Finally! Scientists have invented a method to predict adultery!
You will easily apply this psychological novelty in your family life, so rather take it into service!
Hooray, fortunetelling by SMS and other Old Testament methods for determining conjugal (and other types) infidelity in the past! Scientists from the University of Florida in Tallahassee, USA, have invented a simpler and more reliable method.
The path to success was thorny, and in some places even slippery: 233 couples of newlyweds, more than three years of constant observations. During this time, some couples were mired in treason, someone even divorced, so that psychologists had a lot of grateful research material in order to figure out which biological and psychological reasons affect the strength of family ties.
Day after day, month after month volunteers subjected to viewing photos of unfamiliar men and women, among whom were both beauties and handsome men, and subjects of very average appearance and even frankly unsympathetic persons. And it turned out that the fate of marriage can be more or less accurately predicted by a simple sign – how people react to attractive strangers.

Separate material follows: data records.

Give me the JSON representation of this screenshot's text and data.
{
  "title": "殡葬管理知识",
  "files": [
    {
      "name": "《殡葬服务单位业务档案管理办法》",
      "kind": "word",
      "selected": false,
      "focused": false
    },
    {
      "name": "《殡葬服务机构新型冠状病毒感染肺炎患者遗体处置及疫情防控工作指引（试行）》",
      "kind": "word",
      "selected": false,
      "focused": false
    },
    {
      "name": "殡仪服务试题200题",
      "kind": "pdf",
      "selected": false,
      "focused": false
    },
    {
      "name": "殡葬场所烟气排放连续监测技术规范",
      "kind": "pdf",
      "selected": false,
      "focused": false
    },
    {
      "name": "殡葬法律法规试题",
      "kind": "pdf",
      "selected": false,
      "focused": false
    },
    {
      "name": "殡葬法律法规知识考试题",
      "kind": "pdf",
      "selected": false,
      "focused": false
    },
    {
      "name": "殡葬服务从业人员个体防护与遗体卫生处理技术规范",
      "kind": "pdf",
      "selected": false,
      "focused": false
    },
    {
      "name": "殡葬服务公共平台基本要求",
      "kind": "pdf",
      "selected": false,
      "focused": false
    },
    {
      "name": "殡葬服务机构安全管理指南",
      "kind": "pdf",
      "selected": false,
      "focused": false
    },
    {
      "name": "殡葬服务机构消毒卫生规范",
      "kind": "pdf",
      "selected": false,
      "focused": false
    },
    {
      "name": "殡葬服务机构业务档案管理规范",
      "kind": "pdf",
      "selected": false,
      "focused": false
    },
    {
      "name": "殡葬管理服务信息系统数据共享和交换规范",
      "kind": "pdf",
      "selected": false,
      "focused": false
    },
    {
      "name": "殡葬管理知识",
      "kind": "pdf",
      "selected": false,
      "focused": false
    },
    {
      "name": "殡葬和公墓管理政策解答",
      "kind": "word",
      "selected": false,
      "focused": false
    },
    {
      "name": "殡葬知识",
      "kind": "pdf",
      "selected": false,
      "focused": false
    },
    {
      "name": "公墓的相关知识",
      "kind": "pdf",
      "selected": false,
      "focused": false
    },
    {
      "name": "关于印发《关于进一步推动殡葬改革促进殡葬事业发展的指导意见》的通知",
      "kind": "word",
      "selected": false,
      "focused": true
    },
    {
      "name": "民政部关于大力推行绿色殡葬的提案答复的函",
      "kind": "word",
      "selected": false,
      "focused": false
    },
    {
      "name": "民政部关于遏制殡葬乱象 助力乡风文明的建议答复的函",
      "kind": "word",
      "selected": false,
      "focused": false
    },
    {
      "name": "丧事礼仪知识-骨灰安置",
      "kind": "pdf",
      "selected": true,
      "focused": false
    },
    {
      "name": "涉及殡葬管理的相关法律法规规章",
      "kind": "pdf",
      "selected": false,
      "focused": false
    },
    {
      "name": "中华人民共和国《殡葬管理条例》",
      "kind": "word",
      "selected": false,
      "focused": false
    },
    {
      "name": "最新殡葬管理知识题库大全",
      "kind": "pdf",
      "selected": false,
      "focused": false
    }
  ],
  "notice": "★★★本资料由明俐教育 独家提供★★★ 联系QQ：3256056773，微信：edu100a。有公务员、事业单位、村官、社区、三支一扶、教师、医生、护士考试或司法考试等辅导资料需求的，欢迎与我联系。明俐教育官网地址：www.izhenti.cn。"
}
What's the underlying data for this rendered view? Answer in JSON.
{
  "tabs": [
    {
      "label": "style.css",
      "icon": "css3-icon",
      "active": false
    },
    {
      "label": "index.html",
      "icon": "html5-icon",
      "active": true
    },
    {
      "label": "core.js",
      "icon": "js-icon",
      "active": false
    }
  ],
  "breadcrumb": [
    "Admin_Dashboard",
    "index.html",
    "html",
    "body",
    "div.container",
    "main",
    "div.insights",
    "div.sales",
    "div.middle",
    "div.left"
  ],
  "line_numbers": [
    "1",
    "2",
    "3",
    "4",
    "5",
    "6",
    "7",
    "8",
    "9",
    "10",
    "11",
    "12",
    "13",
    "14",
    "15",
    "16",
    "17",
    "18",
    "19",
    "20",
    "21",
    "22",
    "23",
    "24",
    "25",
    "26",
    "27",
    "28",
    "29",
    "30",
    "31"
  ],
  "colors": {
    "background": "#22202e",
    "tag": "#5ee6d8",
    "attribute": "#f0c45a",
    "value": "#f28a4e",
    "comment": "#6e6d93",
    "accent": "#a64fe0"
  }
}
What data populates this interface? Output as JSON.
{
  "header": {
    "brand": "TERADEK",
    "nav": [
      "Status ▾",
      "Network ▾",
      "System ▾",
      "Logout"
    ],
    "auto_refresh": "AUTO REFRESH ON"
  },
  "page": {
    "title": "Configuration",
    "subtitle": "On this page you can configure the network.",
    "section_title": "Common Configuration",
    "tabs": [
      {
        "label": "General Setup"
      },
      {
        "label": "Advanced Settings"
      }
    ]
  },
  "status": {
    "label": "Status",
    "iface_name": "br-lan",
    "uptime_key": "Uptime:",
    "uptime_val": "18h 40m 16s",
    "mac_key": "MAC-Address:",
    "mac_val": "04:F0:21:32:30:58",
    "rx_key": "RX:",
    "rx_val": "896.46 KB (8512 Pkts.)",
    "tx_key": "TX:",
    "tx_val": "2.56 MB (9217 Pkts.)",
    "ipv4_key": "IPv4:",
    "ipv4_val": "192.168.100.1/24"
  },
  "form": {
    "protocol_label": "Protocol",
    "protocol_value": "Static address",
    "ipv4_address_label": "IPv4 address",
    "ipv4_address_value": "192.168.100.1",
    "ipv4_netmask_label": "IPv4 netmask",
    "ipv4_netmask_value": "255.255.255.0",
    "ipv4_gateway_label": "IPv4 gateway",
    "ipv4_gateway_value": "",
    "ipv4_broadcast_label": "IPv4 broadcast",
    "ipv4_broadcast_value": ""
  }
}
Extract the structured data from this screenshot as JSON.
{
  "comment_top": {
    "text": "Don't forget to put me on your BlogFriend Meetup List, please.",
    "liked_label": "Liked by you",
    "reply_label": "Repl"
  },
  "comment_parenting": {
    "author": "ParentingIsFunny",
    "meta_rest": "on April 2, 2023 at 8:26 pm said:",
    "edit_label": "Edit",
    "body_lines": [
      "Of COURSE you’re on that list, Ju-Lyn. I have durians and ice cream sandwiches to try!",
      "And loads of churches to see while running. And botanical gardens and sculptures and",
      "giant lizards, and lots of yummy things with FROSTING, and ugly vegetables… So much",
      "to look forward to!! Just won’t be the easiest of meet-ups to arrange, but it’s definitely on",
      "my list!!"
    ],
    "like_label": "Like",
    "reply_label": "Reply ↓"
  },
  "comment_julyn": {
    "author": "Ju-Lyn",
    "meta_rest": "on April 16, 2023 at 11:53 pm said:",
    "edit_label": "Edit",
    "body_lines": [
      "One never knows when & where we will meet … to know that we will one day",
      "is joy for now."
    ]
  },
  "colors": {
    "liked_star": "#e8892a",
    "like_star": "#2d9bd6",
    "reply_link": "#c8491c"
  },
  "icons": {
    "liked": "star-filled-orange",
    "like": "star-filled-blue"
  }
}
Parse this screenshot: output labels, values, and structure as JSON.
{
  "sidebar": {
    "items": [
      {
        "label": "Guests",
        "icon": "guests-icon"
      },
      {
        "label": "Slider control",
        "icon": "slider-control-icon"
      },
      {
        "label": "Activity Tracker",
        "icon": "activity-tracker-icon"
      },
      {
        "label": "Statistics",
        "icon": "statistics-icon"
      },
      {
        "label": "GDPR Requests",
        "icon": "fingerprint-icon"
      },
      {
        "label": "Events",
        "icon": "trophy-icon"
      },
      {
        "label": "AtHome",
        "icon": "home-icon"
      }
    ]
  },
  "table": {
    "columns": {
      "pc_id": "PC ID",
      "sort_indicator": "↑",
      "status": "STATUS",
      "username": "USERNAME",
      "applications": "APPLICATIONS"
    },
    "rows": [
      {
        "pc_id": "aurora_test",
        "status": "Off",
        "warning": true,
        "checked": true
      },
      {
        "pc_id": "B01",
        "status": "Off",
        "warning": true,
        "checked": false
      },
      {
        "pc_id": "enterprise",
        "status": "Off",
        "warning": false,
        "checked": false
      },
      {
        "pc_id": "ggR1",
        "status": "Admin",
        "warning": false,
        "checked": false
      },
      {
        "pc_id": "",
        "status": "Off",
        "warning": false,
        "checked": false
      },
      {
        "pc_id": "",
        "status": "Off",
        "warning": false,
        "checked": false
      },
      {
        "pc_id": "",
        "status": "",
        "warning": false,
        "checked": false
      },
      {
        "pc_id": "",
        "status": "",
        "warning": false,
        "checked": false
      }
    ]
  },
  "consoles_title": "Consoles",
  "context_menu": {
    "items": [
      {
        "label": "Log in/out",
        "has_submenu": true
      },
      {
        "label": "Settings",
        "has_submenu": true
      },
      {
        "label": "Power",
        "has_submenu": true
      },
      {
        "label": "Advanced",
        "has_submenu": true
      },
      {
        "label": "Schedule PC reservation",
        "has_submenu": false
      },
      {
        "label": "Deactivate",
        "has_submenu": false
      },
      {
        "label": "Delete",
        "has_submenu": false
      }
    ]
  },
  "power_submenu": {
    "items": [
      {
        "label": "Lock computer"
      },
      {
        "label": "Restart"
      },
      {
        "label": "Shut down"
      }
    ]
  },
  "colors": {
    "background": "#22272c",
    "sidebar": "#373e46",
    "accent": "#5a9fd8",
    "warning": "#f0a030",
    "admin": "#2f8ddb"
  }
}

The participants in the experiment, who turned away from frankly attractive faces quickly enough, were 1.5 times less prone to adultery and divorce than those who turned away a split second later. And the volunteers, who let go of the obviously nice people in the photo, something like “Nothing special”, “My late grandmother is better” and other repressions underestimating their appeal, broke the marriage vows less often.
And here are some more useful household observations observed by scientists during the survey:
1) young people are more inclined to adultery, dissatisfied with relationships, but satisfied with the quality and quantity of sex;
2) the percentage of betrayals is higher among couples where the husband is more attractive than the wife (and both of them wandered to the left);
3) most often, men who had a lot of intimate connections before marriage, and, conversely, women with a poor premarital sexual experience, changed.
Without panic, one of the authors of the study reassures! People are not to blame for their own vicious reactions, these are all the features of the brain, and neither can they increase or decrease the likelihood of adultery or divorce, no matter how hard they try.